Образы России
В храме не было ни одного уголка, свободного от росписей. Они покрывали стены, столбы, своды, арки, паруса. Ряды могучих фигур, написанных в полный рост, располагались друг над другом. Иногда в такой ряд фигур врезался медальон или небольшая групповая сценка. Огромная картина страшного суда занимала под хорами западную стену и примыкавшие к ней участки южной и северной. В центре этой сложной композиции зритель мог видеть «князя тьмы» — сатану на чудовищном драконе. Властитель преисподней сам терзал в когтях свою главную добычу — предателя Иуду. Библейская блудница изображалась на звере, символизировавшем порок. Прочие грешники представали перед зрителем на квадратных стенных картинах — прихожанину как бы приоткрывались окна в ад, и он мог в назидание увидеть, как там терзаются нечестивцы — «во тьме кромешной», либо «в смоле», либо «в скрежете зубовном», либо «во мразе», — надписи уточняли на всякий случай, какая мука уготована грешнику. Кстати, в нередицких надписях отчетливо выражен новгородский говор, вторгавшийся в церковнославянский язык.
Встречались в этой сложной фресковой композиции и мотивы, намекавшие на общественные настроения самих живописцев. Конечно, фрескист не сам выбирал темы росписей — они были заданы иконографическим каноном. Но в трактовку этих обязательных сюжетов мастер-новгородец (и мастер-пскович!) вносил немало индивидуальных черт, выделяя и подчеркивая в росписях такие мотивы, где сквозь религиозную оболочку прорывался в какой-то мере и социальный протест.
Например, одна из фресок Страшного суда не без сарказма показывала муки богача. Голый грешник-богач, опаленный адским огнем, молит старца праотца Авраама оказать милосердие — послать в ад нищего Лазаря, чтобы тот помочил палец в холодной воде и остудил грешнику пылающий язык. Но вопли богача остаются без ответа: здесь, в аду, безраздельно властвует сатана. Он хохочет над мольбой грешника и подносит ему огненный кубок, приговаривая: «Друг богач, испей горячего пламени!»
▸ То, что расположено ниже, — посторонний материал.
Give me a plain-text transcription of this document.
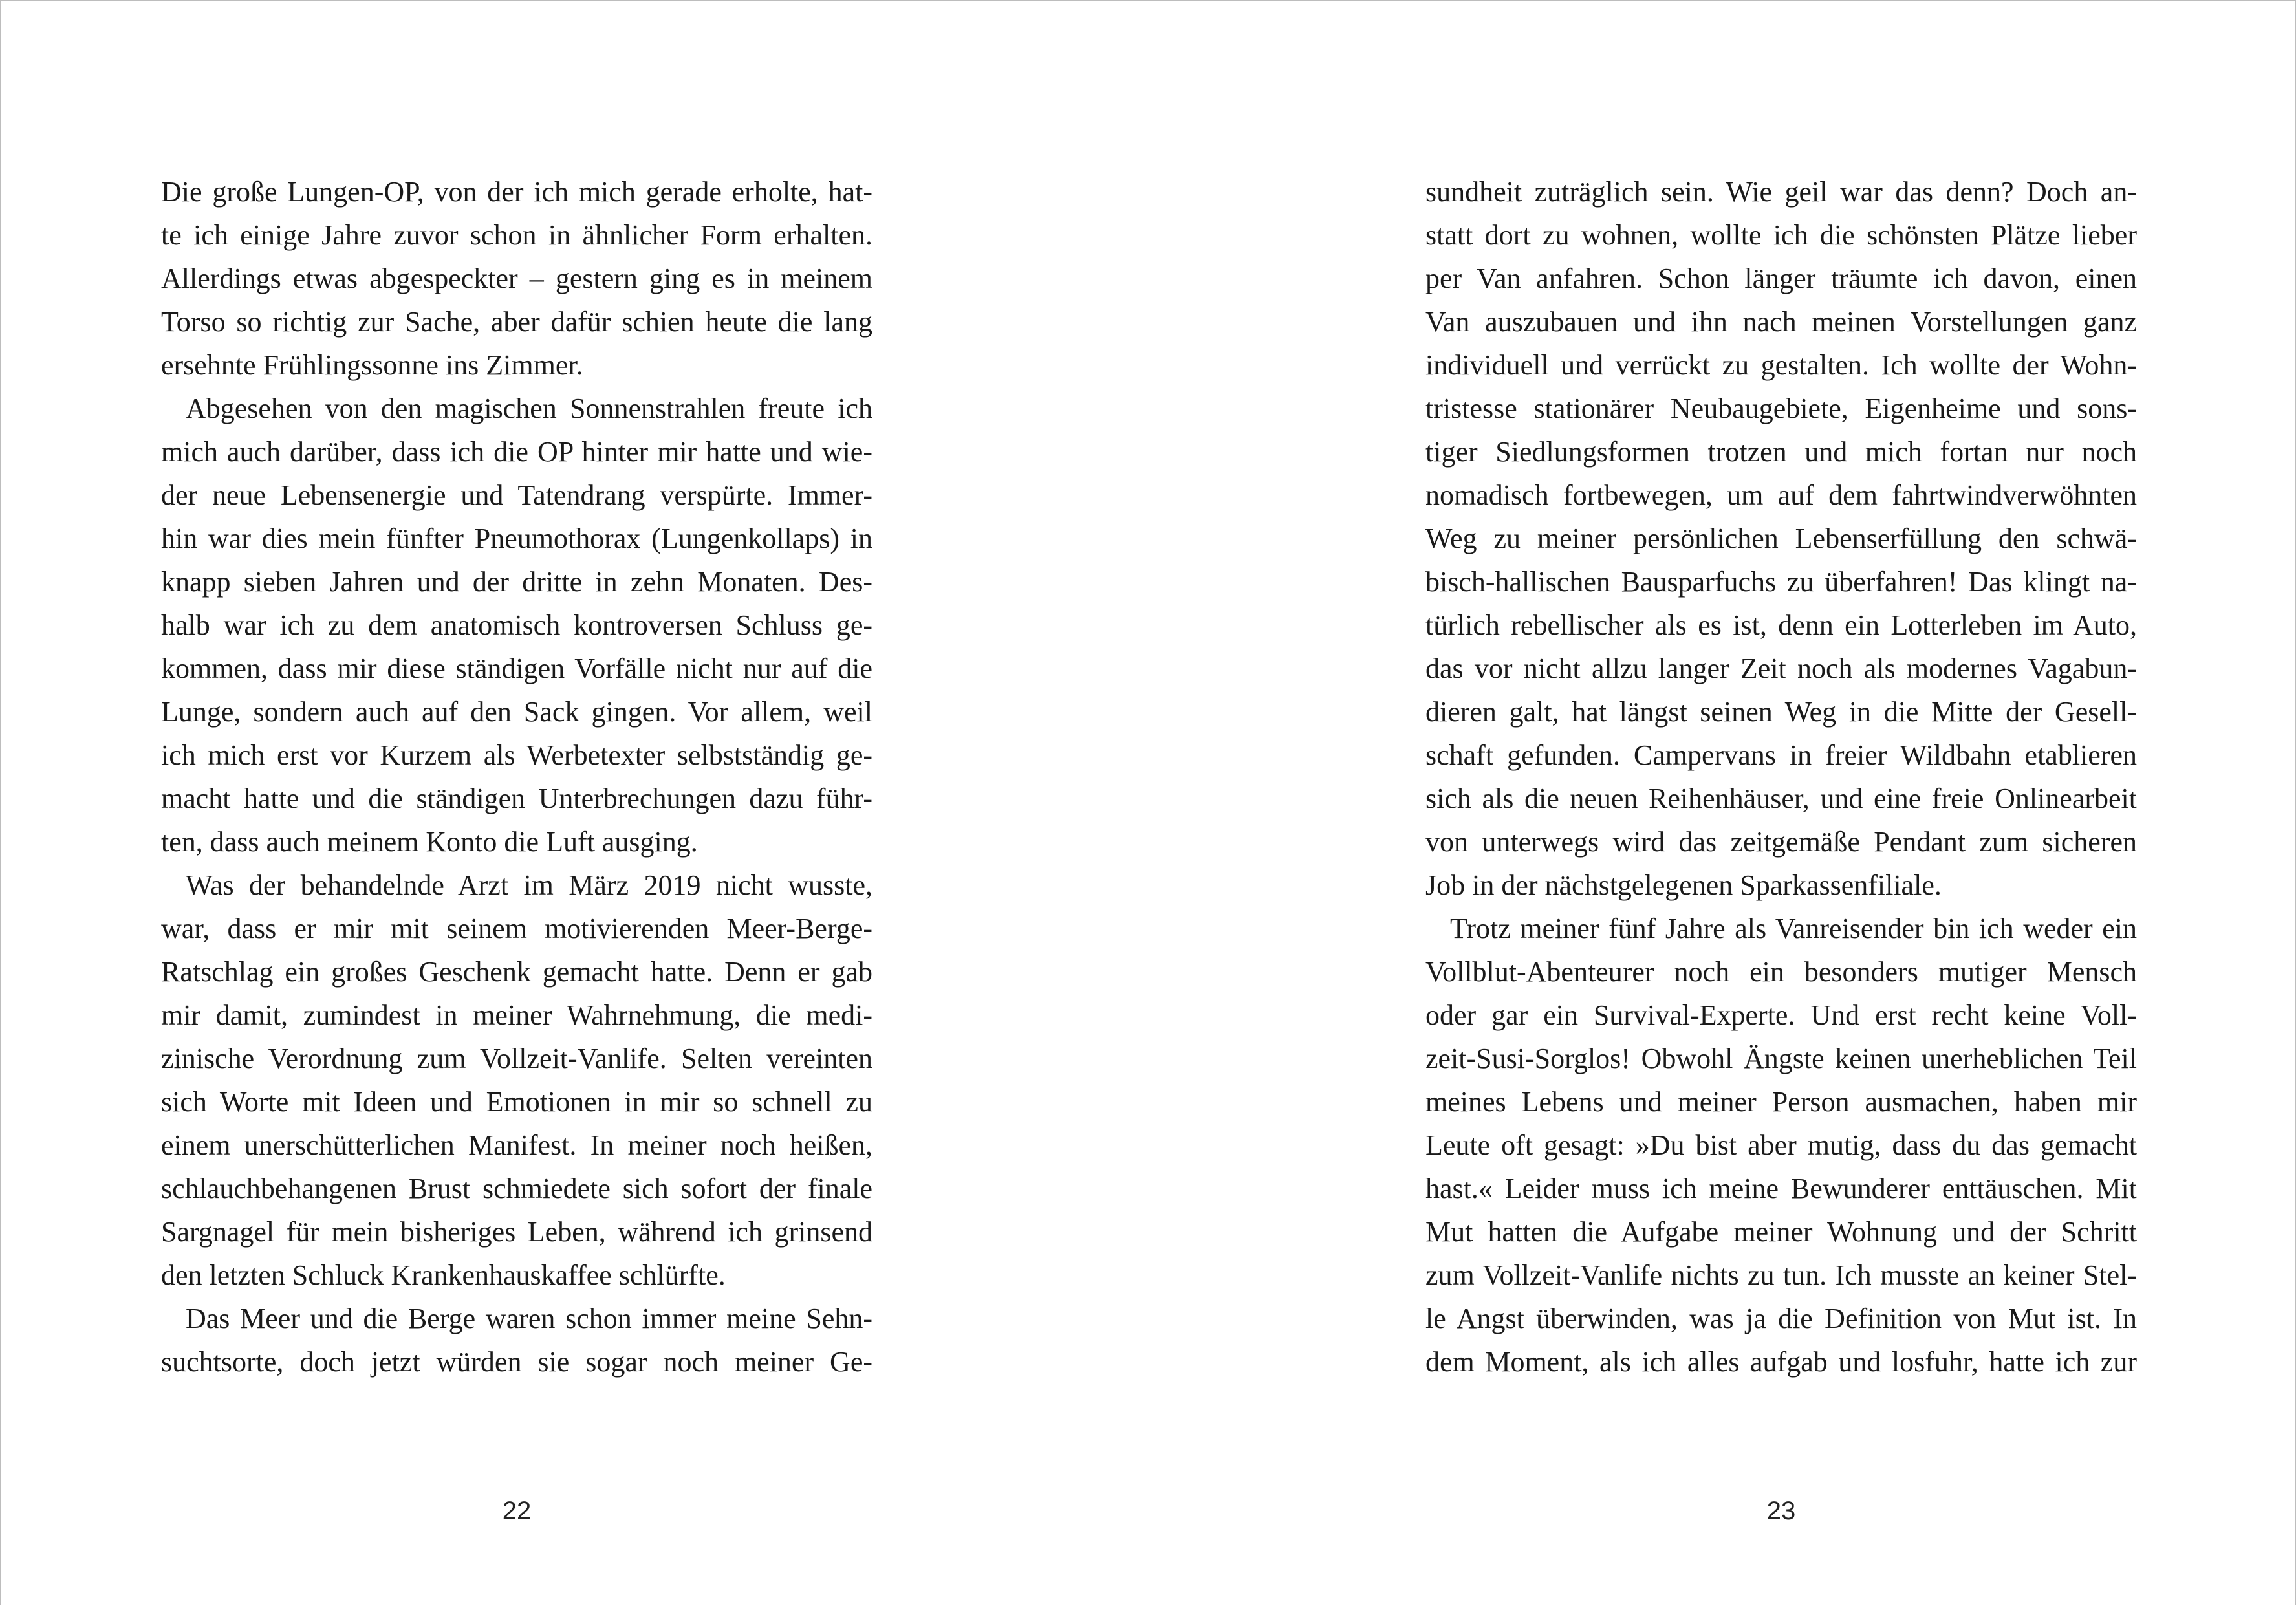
Die große Lungen-OP, von der ich mich gerade erholte, hat-
te ich einige Jahre zuvor schon in ähnlicher Form erhalten.
Allerdings etwas abgespeckter – gestern ging es in meinem
Torso so richtig zur Sache, aber dafür schien heute die lang
ersehnte Frühlingssonne ins Zimmer.
Abgesehen von den magischen Sonnenstrahlen freute ich
mich auch darüber, dass ich die OP hinter mir hatte und wie-
der neue Lebensenergie und Tatendrang verspürte. Immer-
hin war dies mein fünfter Pneumothorax (Lungenkollaps) in
knapp sieben Jahren und der dritte in zehn Monaten. Des-
halb war ich zu dem anatomisch kontroversen Schluss ge-
kommen, dass mir diese ständigen Vorfälle nicht nur auf die
Lunge, sondern auch auf den Sack gingen. Vor allem, weil
ich mich erst vor Kurzem als Werbetexter selbstständig ge-
macht hatte und die ständigen Unterbrechungen dazu führ-
ten, dass auch meinem Konto die Luft ausging.
Was der behandelnde Arzt im März 2019 nicht wusste,
war, dass er mir mit seinem motivierenden Meer-Berge-
Ratschlag ein großes Geschenk gemacht hatte. Denn er gab
mir damit, zumindest in meiner Wahrnehmung, die medi-
zinische Verordnung zum Vollzeit-Vanlife. Selten vereinten
sich Worte mit Ideen und Emotionen in mir so schnell zu
einem unerschütterlichen Manifest. In meiner noch heißen,
schlauchbehangenen Brust schmiedete sich sofort der finale
Sargnagel für mein bisheriges Leben, während ich grinsend
den letzten Schluck Krankenhauskaffee schlürfte.
Das Meer und die Berge waren schon immer meine Sehn-
suchtsorte, doch jetzt würden sie sogar noch meiner Ge-
22
sundheit zuträglich sein. Wie geil war das denn? Doch an-
statt dort zu wohnen, wollte ich die schönsten Plätze lieber
per Van anfahren. Schon länger träumte ich davon, einen
Van auszubauen und ihn nach meinen Vorstellungen ganz
individuell und verrückt zu gestalten. Ich wollte der Wohn-
tristesse stationärer Neubaugebiete, Eigenheime und sons-
tiger Siedlungsformen trotzen und mich fortan nur noch
nomadisch fortbewegen, um auf dem fahrtwindverwöhnten
Weg zu meiner persönlichen Lebenserfüllung den schwä-
bisch-hallischen Bausparfuchs zu überfahren! Das klingt na-
türlich rebellischer als es ist, denn ein Lotterleben im Auto,
das vor nicht allzu langer Zeit noch als modernes Vagabun-
dieren galt, hat längst seinen Weg in die Mitte der Gesell-
schaft gefunden. Campervans in freier Wildbahn etablieren
sich als die neuen Reihenhäuser, und eine freie Onlinearbeit
von unterwegs wird das zeitgemäße Pendant zum sicheren
Job in der nächstgelegenen Sparkassenfiliale.
Trotz meiner fünf Jahre als Vanreisender bin ich weder ein
Vollblut-Abenteurer noch ein besonders mutiger Mensch
oder gar ein Survival-Experte. Und erst recht keine Voll-
zeit-Susi-Sorglos! Obwohl Ängste keinen unerheblichen Teil
meines Lebens und meiner Person ausmachen, haben mir
Leute oft gesagt: »Du bist aber mutig, dass du das gemacht
hast.« Leider muss ich meine Bewunderer enttäuschen. Mit
Mut hatten die Aufgabe meiner Wohnung und der Schritt
zum Vollzeit-Vanlife nichts zu tun. Ich musste an keiner Stel-
le Angst überwinden, was ja die Definition von Mut ist. In
dem Moment, als ich alles aufgab und losfuhr, hatte ich zur
23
В этой композиции, не лишенной смелости, богач не вызывает ни малейшей жалости, никакого «христианского сочувствия»: зритель видит отталкивающего грешника-притеснителя, и живописец как бы приглашает посетителя храма позлорадствовать над наказанным мироедом.
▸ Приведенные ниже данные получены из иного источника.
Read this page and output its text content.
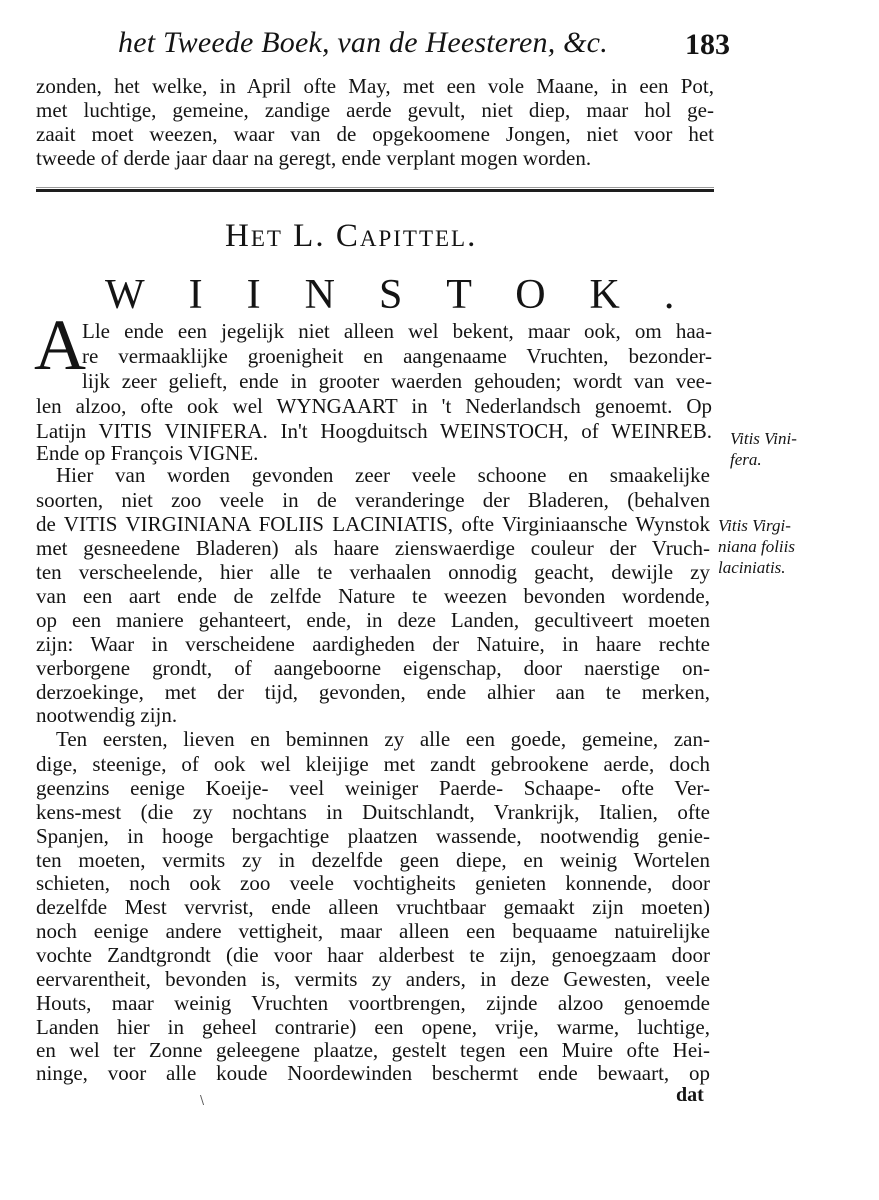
het Tweede Boek, van de Heesteren, &c.	183
zonden, het welke, in April ofte May, met een vole Maane, in een Pot,
met luchtige, gemeine, zandige aerde gevult, niet diep, maar hol ge-
zaait moet weezen, waar van de opgekoomene Jongen, niet voor het
tweede of derde jaar daar na geregt, ende verplant mogen worden.
Het L. Capittel.
WIINSTOK.
A
Lle ende een jegelijk niet alleen wel bekent, maar ook, om haa-
re vermaaklijke groenigheit en aangenaame Vruchten, bezonder-
lijk zeer gelieft, ende in grooter waerden gehouden; wordt van vee-
len alzoo, ofte ook wel WYNGAART in 't Nederlandsch genoemt. Op
Latijn VITIS VINIFERA. In't Hoogduitsch WEINSTOCH, of WEINREB.
Ende op François VIGNE.
Hier van worden gevonden zeer veele schoone en smaakelijke
soorten, niet zoo veele in de veranderinge der Bladeren, (behalven
de VITIS VIRGINIANA FOLIIS LACINIATIS, ofte Virginiaansche Wynstok
met gesneedene Bladeren) als haare zienswaerdige couleur der Vruch-
ten verscheelende, hier alle te verhaalen onnodig geacht, dewijle zy
van een aart ende de zelfde Nature te weezen bevonden wordende,
op een maniere gehanteert, ende, in deze Landen, gecultiveert moeten
zijn: Waar in verscheidene aardigheden der Natuire, in haare rechte
verborgene grondt, of aangeboorne eigenschap, door naerstige on-
derzoekinge, met der tijd, gevonden, ende alhier aan te merken,
nootwendig zijn.
Ten eersten, lieven en beminnen zy alle een goede, gemeine, zan-
dige, steenige, of ook wel kleijige met zandt gebrookene aerde, doch
geenzins eenige Koeije- veel weiniger Paerde- Schaape- ofte Ver-
kens-mest (die zy nochtans in Duitschlandt, Vrankrijk, Italien, ofte
Spanjen, in hooge bergachtige plaatzen wassende, nootwendig genie-
ten moeten, vermits zy in dezelfde geen diepe, en weinig Wortelen
schieten, noch ook zoo veele vochtigheits genieten konnende, door
dezelfde Mest vervrist, ende alleen vruchtbaar gemaakt zijn moeten)
noch eenige andere vettigheit, maar alleen een bequaame natuirelijke
vochte Zandtgrondt (die voor haar alderbest te zijn, genoegzaam door
eervarentheit, bevonden is, vermits zy anders, in deze Gewesten, veele
Houts, maar weinig Vruchten voortbrengen, zijnde alzoo genoemde
Landen hier in geheel contrarie) een opene, vrije, warme, luchtige,
en wel ter Zonne geleegene plaatze, gestelt tegen een Muire ofte Hei-
ninge, voor alle koude Noordewinden beschermt ende bewaart, op
Vitis Vini-
fera.
Vitis Virgi-
niana foliis
laciniatis.
\	dat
Разумеется, нельзя думать, будто мастера копировали на фресках конкретные лица. Но, создавая условный образ святого или грешника, талантливый художник обобщал множество штрихов, почерпнутых не только в иконографических предписаниях, но и в реальной жизни. Поэтому весьма вероятно, что какой-нибудь купчина-толстосум с Торговой стороны мог узнать себя, скажем, в образе того же наказанного богача!
Кстати, одна историческая фигура нередицких фресок была портретна: это князь Ярослав Владимирович. Облаченный в богатую одежду, стоит он перед «престолом божиим» и подносит Иисусу Христу свой храм — модель Нередицы размером в ларец.
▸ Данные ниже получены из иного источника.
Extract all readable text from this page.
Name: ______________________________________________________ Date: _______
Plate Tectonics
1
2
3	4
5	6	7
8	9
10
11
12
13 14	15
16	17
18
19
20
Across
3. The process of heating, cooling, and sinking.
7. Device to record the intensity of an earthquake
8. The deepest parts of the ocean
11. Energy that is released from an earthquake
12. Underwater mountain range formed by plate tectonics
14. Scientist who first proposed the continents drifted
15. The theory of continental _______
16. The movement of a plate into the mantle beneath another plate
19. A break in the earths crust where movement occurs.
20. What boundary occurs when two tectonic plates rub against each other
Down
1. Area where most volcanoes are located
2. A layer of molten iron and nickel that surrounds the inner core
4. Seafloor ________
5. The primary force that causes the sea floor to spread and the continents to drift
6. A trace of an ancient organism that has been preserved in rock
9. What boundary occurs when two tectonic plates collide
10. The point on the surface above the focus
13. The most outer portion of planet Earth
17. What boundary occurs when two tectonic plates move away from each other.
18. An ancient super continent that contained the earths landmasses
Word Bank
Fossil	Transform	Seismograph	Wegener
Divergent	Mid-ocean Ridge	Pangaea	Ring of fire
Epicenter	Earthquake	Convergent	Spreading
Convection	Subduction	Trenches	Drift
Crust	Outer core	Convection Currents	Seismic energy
Сохранность этих фресок до войны была поразительной, что также показывало высокое умение новгородских живописцев. Ни разу росписи Нередицы не реставрировались. Во всей Европе не было другой такой церкви, которая целиком сохранила бы свое живописное убранство с XII века. Поэтому гибель нередицких росписей — ничем не вознаградимая утрата для мирового искусства.
Дорожили ими не одни только искусствоведы, ученые и знатоки старины. Любили эту живопись земляки-колхозники, ильменские рыбаки, простые люди-новгородцы. Был, например, у храма-музея сторож Василий Федорович Антонов, не историк, не философ, не художник — просто крестьянин, рожденный в сельце у Нередицы. Вот что довелось услышать о нем от его 80-летней вдовы.
После путешествия по снежным сугробам постучался я в ближайший к Нередице домик. Он как-то непринужденно расположился под холмом, почти у подножия восстановленного храма. Обогревшись, я надолго засиделся у Александры Павловны Антоновой. Вся ее жизнь прошла здесь, лишь война заставила отправиться в эвакуацию под Оренбург.
…Осень 1941-го. Фронт подошел к Новгороду. Баржами и вагонами отправлены ценнейшие экспонаты новгородского музея, хранители выехали с ними в Киров. А храмы-музеи? С ними торопливо прощались научные сотрудники, посвятившие целую жизнь их изучению и сбережению. Спас-Нередица оказалась на переднем крае обороны. Из занятого Новгорода гитлеровцы вели сосредоточенный огонь по всему рубежу на Малом Волховце, где советские войска остановили натиск противника.
Василий Федорович Антонов не покинул тогда Нередицу, хотя села у храма уже не было. Домик сторожа был расстрелян — сам он перебрался в землянку и под круглосуточным обстрелом все-таки оберегал свою Нередицу. И не расстался бы с ней, если бы не приказ, — гражданских людей эвакуировали с переднего края. Пришлось последовать за женой и дочерью.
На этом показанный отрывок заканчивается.